ABRvS 17 mei 2023, ECLI:NL:RVS:2023:1937 – Afdeling gebruikt ruimtelijke onderbouwing bij omgevingsvergunning om voorschrift te interpreteren. Dwangsom van 50k per maand voor verhuur in strijd met bp evenredig, omdat een lager bedrag bedrijf “een afweging zou kunnen maken bij hoeveel arbeidsmigranten overtreding van de last toch zou kunnen lonen.”

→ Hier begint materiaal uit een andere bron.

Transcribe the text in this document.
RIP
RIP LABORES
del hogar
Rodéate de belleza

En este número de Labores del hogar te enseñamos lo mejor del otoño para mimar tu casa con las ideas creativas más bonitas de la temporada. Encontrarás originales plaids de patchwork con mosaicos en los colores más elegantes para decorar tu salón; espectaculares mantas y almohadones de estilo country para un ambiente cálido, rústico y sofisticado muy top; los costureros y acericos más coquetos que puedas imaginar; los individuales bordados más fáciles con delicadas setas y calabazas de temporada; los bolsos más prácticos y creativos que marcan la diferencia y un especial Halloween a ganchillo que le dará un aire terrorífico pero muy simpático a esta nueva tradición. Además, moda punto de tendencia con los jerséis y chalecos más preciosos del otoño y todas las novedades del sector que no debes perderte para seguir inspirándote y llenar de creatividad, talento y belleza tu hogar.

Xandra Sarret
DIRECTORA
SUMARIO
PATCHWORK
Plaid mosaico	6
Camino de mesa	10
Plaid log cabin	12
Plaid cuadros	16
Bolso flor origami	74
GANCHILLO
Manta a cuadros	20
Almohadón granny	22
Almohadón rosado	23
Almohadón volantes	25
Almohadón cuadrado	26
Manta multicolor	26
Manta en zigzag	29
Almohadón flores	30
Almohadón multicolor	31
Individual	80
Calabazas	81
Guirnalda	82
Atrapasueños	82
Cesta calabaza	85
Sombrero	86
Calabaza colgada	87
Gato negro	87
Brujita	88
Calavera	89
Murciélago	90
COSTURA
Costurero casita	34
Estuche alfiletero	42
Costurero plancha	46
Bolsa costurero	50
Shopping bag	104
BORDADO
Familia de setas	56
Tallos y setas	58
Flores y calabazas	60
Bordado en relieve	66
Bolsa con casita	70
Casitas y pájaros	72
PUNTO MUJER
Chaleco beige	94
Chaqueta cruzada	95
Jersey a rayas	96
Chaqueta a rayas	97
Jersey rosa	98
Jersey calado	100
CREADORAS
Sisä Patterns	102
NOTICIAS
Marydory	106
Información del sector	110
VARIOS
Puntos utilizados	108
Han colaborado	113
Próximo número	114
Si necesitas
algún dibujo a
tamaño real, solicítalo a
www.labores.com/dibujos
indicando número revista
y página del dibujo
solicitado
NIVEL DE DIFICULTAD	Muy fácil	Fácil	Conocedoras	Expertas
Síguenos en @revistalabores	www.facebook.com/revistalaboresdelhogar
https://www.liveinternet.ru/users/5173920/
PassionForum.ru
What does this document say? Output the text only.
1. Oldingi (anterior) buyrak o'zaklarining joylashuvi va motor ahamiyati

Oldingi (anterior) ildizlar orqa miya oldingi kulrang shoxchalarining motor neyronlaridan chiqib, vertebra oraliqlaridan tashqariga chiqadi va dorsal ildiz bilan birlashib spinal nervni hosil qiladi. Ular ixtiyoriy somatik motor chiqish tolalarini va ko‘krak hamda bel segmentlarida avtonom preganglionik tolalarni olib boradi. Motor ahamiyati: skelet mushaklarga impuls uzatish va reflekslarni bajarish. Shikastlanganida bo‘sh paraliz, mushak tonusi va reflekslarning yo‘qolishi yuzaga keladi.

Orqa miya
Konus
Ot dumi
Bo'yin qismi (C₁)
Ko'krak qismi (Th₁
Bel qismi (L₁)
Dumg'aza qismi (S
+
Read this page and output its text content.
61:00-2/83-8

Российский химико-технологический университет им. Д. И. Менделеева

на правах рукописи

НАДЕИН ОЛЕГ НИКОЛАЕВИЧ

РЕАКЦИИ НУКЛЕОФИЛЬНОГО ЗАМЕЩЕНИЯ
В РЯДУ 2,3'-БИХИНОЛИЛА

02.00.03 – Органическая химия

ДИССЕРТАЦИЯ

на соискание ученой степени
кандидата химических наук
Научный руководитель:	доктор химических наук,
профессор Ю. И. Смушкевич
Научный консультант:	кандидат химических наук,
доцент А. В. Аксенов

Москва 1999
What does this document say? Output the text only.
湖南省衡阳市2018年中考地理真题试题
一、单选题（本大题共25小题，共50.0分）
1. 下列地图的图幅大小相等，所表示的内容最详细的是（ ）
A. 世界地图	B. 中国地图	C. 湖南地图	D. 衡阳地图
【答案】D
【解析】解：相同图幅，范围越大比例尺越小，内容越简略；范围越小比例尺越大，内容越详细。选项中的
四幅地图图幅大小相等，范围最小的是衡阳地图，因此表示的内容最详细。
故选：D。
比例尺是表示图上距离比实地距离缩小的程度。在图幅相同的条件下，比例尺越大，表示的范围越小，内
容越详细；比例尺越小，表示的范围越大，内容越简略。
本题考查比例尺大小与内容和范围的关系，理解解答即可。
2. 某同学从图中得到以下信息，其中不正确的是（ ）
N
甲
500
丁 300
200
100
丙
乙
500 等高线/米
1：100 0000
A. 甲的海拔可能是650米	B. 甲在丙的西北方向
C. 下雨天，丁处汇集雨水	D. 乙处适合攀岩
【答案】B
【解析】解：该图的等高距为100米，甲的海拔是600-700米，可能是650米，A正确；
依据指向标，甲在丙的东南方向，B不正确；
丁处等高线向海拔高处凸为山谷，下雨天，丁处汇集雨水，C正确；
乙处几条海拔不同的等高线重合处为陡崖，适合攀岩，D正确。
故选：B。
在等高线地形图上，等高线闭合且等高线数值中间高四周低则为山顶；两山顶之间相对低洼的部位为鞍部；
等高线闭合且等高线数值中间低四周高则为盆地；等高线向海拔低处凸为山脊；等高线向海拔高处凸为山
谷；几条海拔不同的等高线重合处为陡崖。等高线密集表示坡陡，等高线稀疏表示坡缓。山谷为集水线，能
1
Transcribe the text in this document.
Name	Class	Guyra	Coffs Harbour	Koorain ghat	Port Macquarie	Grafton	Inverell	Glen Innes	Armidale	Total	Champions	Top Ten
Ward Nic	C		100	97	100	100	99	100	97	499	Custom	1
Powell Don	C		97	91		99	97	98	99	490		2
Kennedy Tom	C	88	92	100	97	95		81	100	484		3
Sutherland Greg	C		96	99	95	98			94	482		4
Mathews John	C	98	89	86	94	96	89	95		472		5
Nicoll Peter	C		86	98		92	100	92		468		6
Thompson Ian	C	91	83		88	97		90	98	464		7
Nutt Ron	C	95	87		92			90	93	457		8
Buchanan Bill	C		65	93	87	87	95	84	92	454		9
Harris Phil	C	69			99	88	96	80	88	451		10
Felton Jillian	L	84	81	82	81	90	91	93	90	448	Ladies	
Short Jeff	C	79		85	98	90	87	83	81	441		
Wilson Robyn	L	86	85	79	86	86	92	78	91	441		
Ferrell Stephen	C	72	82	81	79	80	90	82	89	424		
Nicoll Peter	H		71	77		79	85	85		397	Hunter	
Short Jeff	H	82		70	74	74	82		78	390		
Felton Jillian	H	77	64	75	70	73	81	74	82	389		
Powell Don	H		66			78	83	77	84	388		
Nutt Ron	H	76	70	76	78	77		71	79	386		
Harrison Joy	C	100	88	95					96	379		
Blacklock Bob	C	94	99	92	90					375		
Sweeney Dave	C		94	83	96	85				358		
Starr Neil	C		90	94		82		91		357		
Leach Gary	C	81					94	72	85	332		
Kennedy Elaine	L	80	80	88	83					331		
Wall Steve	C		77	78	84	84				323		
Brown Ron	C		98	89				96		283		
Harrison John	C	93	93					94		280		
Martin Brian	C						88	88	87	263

4.       Garant betoogt dat de rechtbank ten onrechte overwogen heeft dat het aan de omgevingsvergunning van 15 februari 2017 verbonden voorschrift over de overnachtingscapaciteit voldoende duidelijk is, zodat het college vanwege een overtreding van dit voorschrift bevoegd was om handhavend op te treden. In tegenstelling tot wat de rechtbank overwogen heeft, volgt volgens Garant uit de bij de omgevingsvergunning behorende ruimtelijke onderbouwing, het behoefteonderzoek en de omgevingsvergunning zelf niet dat het voorschrift ertoe strekt om het gebruik van de panden voor logies te beperken tot personen met een binding met op Aeroparc aanwezige bedrijven. Daarbij wijst Garant erop dat het behoefteonderzoek niet aangeeft voor welke personen de logiesfunctie is bedoeld, maar laat zien welke bedrijven mogelijk behoefte zouden kunnen hebben aan logies op Aeroparc. Daarbij zijn ook bedrijven buiten Aeroparc betrokken. Volgens Garant volgt uit het voorschrift alleen dat het verblijf gekoppeld moet zijn aan de op Aeroparc aanwezige faciliteiten, maar volgt hieruit niet dat de personen die gebruik maken van de logiesfunctie verbonden moeten zijn aan een bedrijf dat gevestigd is op Aeroparc.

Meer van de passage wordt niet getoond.